There are also structural changes at work. Demographic transition (baby boomer rise and fall) is part of the situation, but so is the structural shift in attitudes and behavior towards beverage alcohol generally.  There also seems to be a structural shift in consumer preferences away from red wines toward white wines. It is hard to predict how and when these structural forces might run their course and when or whether they might reverse.
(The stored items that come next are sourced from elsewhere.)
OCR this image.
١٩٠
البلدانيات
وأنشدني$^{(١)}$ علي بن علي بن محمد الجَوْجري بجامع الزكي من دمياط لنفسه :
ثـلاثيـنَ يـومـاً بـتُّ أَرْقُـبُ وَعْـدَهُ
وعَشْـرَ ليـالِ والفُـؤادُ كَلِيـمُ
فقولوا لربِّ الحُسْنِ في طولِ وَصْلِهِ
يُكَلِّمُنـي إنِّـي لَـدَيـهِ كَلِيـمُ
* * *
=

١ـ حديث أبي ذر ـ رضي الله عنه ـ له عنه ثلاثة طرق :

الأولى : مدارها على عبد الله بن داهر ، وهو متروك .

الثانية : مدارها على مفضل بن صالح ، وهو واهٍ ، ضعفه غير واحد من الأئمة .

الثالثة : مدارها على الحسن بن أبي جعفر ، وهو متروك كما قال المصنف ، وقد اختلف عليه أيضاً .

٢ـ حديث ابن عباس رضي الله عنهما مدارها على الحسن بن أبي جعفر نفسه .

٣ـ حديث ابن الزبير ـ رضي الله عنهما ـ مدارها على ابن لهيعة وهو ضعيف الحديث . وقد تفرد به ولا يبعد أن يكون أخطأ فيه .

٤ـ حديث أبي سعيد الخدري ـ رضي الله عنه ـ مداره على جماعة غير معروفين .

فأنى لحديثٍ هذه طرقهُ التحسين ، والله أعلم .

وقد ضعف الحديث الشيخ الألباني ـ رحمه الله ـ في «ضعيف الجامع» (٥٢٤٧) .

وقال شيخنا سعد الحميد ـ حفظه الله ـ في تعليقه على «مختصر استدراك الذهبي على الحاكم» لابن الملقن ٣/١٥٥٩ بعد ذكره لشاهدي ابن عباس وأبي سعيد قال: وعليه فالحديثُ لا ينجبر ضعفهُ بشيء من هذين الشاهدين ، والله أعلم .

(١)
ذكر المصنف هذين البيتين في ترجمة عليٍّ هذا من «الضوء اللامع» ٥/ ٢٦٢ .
Finally, there are frictional concerns that take many forms around the world, but here in the United States are perhaps most apparent in wine distribution and retailing. Wine distribution pipelines have narrowed in recent years. I have written that every industry organizes itself around its most important inefficiency (or “bottleneck,” if you know what I mean). Distribution is wine’s bottleneck, not growing grapes or making wine. The fact that this bottleneck has narrowed is significant and could well reshape the industry broadly.

The Age of Uncertainty

If you are looking for a simple answer to the dilemma of American wine, you are not going to find it here. The point, as stated above, is that complicated questions seldom have simple answers. Complexity leads to uncertainty because each of the cyclical, structural, and frictional forces is difficult to predict and their dynamic interaction is sometimes best modeled by chaos theory

So, as I wrote here a few weeks ago, we have entered the Age of Uncertainty. In economics, uncertainty equals risk and risk discourages investment, innovation, and growth. Not what the wine industry needs at this moment. But understanding uncertainty and risk is better than charging ahead in ignorance.

8 responses

  1. Mike once again on the money , we are truly in the age of uncertainty or more like Captain James T Kirk ” to go before no man/woman has gone before” . The simple laws of economics which many overlook have come more into play than before , the naturals laws of supply and demand seem to be missed in many of those contemplating about what you saw coming in Wine Wars in 2011. To predict where demand and preferences are going to go and shift good luck on that one. Another excellent piece cheers Leigh

  2. For non-economists, your discussion is informative. Nevertheless, economists (since Frank Knight and John Maynard Keynes) have made a sharp distinction between risk and uncertainty. For them, risk means that probabilities of different outcomes can be addressed; thus, one can calculate the expected value (or outcome.) Uncertainty suggests that one doesn’t know the probabilities of different outcomes; thus, prediction becomes problematic and decision-making comes more averse to unsatisfactory outcomes.

  3. You hit the nail on the mark. The mark that no one can find. However, I disagree that the US wine industry doesn’t need change at this time. The bulk wine production, unnecessary additives and need for consistency rather than quality is a major reason for the downtown. More and wine drinkers shop independently and fear undisclosed additives in their wines. These independent shops focus on price for quality and we will never be able to be at Europe there even if tariffs are added. Many small importers and distributors plan to also mark up their US Wines if European tariffs take effect.